In was supposed to be a Green-White-Checkers end, but it didn’t seem like they got to the White flag when all the action started. The caution flag came out a little too late and it seemed like they were in a hurry to call the thing to avoid any more delays, and wrecks, or at least that‘s the way I wanted to believe it.

In all NASCAR’s efforts since the Carl Edwards flip into the catch-fence at Talladega in the spring to avoid those type of occurrences, they threw gasoline on the fire. It seems to me that the folks in NASCAR may want to do a better job a separating the cars more, because that seems to be where the big accidents always come from and the flipping of cars begin with.

The answer isn’t making the hole in the restrictor plate smaller to slow the fuel down because all that does is make the cars take longer to get up to full speed and then once the drafting starts, they go about 10 to 15 miles an hour faster.

If they want to solve the problem, the best way may be to go with a smaller engine that still has some response to the throttle and use some skinnier tires. If drivers start wrecking because they can’t grip, they’ll learn to control their throttle more instead of the full out mash on the gas they do now.

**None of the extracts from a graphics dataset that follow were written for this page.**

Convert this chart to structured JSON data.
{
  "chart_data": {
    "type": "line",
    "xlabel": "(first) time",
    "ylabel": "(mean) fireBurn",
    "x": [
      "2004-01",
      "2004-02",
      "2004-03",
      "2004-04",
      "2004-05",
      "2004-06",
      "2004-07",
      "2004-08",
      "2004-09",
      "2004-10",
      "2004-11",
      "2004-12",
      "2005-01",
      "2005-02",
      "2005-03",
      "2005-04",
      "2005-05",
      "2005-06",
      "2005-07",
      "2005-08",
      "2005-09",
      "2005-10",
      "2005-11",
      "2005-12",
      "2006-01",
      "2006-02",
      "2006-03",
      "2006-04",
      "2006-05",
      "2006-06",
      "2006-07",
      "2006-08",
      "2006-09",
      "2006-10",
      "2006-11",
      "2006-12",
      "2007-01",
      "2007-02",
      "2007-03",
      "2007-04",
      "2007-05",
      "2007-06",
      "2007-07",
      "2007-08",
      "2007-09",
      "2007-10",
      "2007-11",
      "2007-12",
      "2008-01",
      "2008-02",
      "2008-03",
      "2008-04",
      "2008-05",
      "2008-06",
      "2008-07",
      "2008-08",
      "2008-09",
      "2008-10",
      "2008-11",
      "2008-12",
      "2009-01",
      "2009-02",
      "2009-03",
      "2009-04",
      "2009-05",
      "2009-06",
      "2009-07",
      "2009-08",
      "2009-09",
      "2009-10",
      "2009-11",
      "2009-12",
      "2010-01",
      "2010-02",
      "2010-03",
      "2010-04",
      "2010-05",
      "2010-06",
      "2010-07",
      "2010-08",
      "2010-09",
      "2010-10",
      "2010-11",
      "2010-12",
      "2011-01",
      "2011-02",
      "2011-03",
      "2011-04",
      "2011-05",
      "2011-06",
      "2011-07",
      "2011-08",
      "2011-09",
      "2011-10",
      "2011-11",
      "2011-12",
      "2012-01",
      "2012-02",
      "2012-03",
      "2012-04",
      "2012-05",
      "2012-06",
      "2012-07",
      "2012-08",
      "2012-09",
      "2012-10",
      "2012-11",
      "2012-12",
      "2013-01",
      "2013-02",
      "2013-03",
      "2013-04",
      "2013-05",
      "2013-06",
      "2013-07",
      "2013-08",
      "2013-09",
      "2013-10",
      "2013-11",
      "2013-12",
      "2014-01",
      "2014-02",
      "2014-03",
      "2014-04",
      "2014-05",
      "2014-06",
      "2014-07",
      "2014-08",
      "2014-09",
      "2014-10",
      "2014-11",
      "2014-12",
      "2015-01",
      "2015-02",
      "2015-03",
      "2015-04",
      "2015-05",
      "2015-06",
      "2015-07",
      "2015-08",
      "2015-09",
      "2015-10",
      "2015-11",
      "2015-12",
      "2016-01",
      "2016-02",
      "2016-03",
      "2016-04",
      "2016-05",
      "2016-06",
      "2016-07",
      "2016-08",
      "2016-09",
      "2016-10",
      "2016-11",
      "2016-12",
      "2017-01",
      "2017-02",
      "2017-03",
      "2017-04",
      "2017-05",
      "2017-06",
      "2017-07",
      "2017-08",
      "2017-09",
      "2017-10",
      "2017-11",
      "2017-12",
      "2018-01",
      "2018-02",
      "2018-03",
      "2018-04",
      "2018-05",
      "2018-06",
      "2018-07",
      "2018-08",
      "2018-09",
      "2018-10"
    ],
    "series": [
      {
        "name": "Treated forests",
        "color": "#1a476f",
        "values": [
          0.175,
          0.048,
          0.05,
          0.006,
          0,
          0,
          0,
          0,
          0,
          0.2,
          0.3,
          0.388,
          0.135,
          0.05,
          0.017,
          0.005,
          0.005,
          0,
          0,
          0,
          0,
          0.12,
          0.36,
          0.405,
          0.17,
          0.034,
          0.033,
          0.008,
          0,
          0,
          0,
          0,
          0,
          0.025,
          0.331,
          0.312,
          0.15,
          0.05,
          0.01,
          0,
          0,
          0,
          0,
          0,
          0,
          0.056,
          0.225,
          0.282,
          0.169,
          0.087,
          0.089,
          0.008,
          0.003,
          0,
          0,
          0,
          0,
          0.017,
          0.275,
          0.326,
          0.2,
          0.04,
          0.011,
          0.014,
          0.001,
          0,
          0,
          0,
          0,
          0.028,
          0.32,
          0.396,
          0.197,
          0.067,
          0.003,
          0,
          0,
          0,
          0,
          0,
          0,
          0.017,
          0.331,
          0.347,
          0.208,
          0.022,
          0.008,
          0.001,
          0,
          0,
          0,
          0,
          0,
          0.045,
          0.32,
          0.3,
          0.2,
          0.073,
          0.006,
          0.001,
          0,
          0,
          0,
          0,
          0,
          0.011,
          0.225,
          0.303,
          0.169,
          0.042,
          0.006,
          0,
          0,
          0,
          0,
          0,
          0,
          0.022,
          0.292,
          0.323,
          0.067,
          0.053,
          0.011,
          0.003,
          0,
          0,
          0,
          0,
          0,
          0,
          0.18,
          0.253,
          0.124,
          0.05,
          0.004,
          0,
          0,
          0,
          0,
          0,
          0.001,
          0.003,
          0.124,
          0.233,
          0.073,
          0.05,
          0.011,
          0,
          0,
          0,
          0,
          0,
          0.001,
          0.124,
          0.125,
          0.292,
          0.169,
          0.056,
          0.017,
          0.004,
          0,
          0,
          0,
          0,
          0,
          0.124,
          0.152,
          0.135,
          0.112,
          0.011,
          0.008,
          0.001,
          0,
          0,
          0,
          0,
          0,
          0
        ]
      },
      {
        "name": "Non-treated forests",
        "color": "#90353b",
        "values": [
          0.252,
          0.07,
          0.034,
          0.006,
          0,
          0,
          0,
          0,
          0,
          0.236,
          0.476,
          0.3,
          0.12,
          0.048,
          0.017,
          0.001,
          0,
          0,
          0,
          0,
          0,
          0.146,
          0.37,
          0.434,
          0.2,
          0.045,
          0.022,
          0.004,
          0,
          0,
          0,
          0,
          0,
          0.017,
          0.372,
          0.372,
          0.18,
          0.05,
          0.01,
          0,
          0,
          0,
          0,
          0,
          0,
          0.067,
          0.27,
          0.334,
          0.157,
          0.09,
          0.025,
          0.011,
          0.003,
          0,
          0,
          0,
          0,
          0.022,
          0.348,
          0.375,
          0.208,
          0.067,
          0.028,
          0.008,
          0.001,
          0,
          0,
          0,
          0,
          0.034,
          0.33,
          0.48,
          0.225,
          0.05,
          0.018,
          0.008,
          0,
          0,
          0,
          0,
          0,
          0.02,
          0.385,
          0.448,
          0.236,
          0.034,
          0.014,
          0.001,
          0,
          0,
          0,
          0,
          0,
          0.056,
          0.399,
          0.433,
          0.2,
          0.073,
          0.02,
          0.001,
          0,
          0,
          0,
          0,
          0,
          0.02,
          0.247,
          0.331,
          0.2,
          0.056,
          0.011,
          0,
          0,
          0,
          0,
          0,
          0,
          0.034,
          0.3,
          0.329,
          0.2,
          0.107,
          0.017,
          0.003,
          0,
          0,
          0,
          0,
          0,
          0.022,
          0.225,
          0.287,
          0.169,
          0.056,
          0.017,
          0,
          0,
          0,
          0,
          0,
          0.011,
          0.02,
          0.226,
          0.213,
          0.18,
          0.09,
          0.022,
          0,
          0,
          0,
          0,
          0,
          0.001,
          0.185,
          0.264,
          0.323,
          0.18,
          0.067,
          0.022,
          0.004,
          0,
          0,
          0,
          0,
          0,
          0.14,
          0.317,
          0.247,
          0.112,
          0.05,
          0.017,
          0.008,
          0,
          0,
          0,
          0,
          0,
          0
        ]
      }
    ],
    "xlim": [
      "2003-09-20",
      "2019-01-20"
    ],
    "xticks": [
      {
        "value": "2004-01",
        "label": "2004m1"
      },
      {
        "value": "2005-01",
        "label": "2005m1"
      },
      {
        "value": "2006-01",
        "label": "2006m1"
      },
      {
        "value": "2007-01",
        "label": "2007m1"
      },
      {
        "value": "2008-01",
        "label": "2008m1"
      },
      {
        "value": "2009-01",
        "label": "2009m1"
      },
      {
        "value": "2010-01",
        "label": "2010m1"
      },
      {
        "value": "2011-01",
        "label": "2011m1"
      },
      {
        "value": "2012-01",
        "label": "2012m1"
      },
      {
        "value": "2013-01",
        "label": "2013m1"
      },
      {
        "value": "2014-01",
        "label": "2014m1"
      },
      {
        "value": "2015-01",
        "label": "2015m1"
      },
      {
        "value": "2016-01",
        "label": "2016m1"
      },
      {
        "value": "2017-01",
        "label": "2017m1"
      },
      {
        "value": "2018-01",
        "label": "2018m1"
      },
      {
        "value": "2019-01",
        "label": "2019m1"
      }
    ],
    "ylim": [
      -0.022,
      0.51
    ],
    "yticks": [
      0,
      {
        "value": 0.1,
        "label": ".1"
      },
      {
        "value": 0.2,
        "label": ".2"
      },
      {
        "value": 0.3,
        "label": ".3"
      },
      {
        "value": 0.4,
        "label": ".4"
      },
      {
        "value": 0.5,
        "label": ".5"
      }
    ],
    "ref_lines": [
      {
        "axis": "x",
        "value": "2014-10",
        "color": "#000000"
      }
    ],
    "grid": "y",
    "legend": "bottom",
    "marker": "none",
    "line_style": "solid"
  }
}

The late Dale Earnhardt used to always complain about not having control over his throttle in plate races, even after he’d won dozens of times in plate races.

Picture going uphill to an expressway driving a Yugo, trying to get up to speed, but getting no response as you continue to chug at 25 mph.

NASCAR has put these drivers in this position and they’re not happy about it. Poor Ryan Newman had to sit crammed in flattened car for 20 minutes until they opened his car like a can of sardines to get him out and it was a direct result of what NASCAR has done.

For my own benefit, If I’m going to spend the bulk of my Sunday morning watching a race that is competing for air-time with my previously unbeaten Denver Broncos, than I at least want to see a finish. Don’t give me all the fun and a frills of what looks to be great racing and then give me an ending like Geraldo’s search for Al Capone’s Lost Vault.